Mes parents ont terminé leur vie centenaire dans un home géré par des religieuses. Etant donné que j’habitais à 1000km je ne pouvais être toujours ou immédiatement présente. Donc une relation vraiment très privilégiée était née entre les sœurs, le personnel, le médecin et moi. Un jour je me confiai à la sœur supérieure pour demander, s’il arrivait un accroc à mes parents, de ne pas les expédier à l’hôpital mais de les laisser mourir doucement, chez eux,  dans leur chambre et entourés des soins des personnes qu’ils connaissaient et en qui ils avaient confiance.

-“Ne vous inquiétez pas – me répondit la sœur – nous préférons garder nos pensionnaires chez nous pour le accompagner le mieux possible. Nous ne faisons rien pour prolonger la vie, par contre nous faisons tout ce que nous pouvons, avec le médecin et avec toute l’équipe,  pour rendre les derniers jours les plus “confortables” possible”.

 

Bref, qu’est ce que des parlementaires ou des juges de Strasbourg ont à voir dans tout cela?

Pour quelle raison en Suisse, en Hollande et en Belgique les personnes ont-elles droit à une fin de vie dédramatisée,  alors qu’en France c’est l’hystérie?

 

Le christianisme nous terrorise avec la mort et l’enfer, d’autres civilisations sont plus naturelles. Les Bochimans du Kalahari sont nomades. Quand une personne est trop malade ou trop vieille ils lui préparent une hutte et l’y laissent, avant de continuer leur migration.

 

Ah, mais “la vie est sacrée car c’est un don de Dieu”…

Je pourrais objecter que la vie est moins sacrée quand il s’agit de l’entrecôte dans l’assiette, de l’élevage industriel  ou des animaux torturés en laboratoire, mais soyons plus rationnels.

Certainement au début de l’humanité avec la mortalité infantile et les conditions hygiéniques, il était difficile de maintenir une progéniture et de garantir la survie de la tribu.

Mais plus tard on a fait des enfants parce qu’on ne savait pas comment ne pas en faire. Le sexe est un besoin physiologique auquel on n’échappe pas et qui a la procréation comme conséquence, procréation pas toujours souhaitée.
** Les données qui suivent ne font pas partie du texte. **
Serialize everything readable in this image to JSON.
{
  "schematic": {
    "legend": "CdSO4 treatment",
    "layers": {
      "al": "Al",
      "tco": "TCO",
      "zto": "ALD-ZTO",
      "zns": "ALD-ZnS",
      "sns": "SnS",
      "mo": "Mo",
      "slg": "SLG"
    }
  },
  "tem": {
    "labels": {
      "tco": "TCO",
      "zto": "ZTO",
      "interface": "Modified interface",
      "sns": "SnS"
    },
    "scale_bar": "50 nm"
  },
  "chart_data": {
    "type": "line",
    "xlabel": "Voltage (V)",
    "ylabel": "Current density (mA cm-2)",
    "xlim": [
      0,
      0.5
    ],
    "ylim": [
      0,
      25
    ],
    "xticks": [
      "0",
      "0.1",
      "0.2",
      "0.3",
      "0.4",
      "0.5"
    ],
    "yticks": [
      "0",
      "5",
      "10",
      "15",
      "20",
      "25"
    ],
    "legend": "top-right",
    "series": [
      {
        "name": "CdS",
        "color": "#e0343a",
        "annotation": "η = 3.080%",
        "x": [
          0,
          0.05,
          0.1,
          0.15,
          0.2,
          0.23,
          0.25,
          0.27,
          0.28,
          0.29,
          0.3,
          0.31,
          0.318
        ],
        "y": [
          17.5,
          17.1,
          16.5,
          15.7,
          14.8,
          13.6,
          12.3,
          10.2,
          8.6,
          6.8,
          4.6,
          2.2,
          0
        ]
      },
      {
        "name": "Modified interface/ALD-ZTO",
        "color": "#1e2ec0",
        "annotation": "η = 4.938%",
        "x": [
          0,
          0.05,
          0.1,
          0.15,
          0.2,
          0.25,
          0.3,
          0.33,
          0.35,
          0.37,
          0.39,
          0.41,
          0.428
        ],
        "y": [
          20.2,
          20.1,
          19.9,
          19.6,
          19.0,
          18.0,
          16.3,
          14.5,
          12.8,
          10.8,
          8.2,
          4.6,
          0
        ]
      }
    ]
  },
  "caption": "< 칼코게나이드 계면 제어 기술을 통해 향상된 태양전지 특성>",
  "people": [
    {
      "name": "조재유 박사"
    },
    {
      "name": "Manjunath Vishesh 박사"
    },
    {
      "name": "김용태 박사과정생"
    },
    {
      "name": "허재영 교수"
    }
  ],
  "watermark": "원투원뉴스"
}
L’avortement existe depuis l’antiquité ainsi que le suicide

http://fr.wikipedia.org/wiki/Histoire_de_l%27avortement

Ces pratiques devaient être tellement nombreuses que les religions en sont arrivées à les condamner et comme  lot de consolation on vous dit que  “la vie est un don de dieu”…

Le problème c’est que deux individus pratiquent le sexe par besoin physiologique mais que en même temps ils obligent un autre être à vivre… Personne n’a demandé à vivre! On nous jette dans la vie et ensuite démerdez-vous… avec toutes les contraintes qu’on appelle “éducation” c.-à-d. dressage pour rentrer dans le carcan social sans rechigner… Et les gens qui n’en veulent pas? Tient-on compte de la liberté de ne pas vouloir vivre? Non!... Même, dans certains pays,  dans les cas où la vie est une torture, on ne laisse pas la personne qui souffre quitter la vie mais au contraire on donne raison à ceux qui veulent prolonger la torture… N’est-ce pas pervers?

Amnesty International dénonce la torture mais pas celle qui consiste à obliger à vivre dans la souffrance…

Et horreur, l’euthanasie des enfants! On tue les enfants… Parce qu’on est enfant on n’a pas le droit d’arrêter de souffrir? On aurait le droit d’obliger des enfants à continuer à souffrir? On condamne la violence faite aux enfants, les abus sexuels ou non, même la fessée, mais on interdirait de mettre fin aux souffrances ?

Il y a des gens qui prétendent que les enfants ne sont pas capables de dire qu’ils sont fatigués de souffrir comme il y a des gens qui prétendent que les animaux n’ont pas de sensibilité, ni de sentiments…

 

“Le suicide est la deuxième cause de décès chez les enfants et les jeunes en Suisse (10-19 ans) et la première cause de décès chez les adolescents et les jeunes adultes de 15 à 24 ans.”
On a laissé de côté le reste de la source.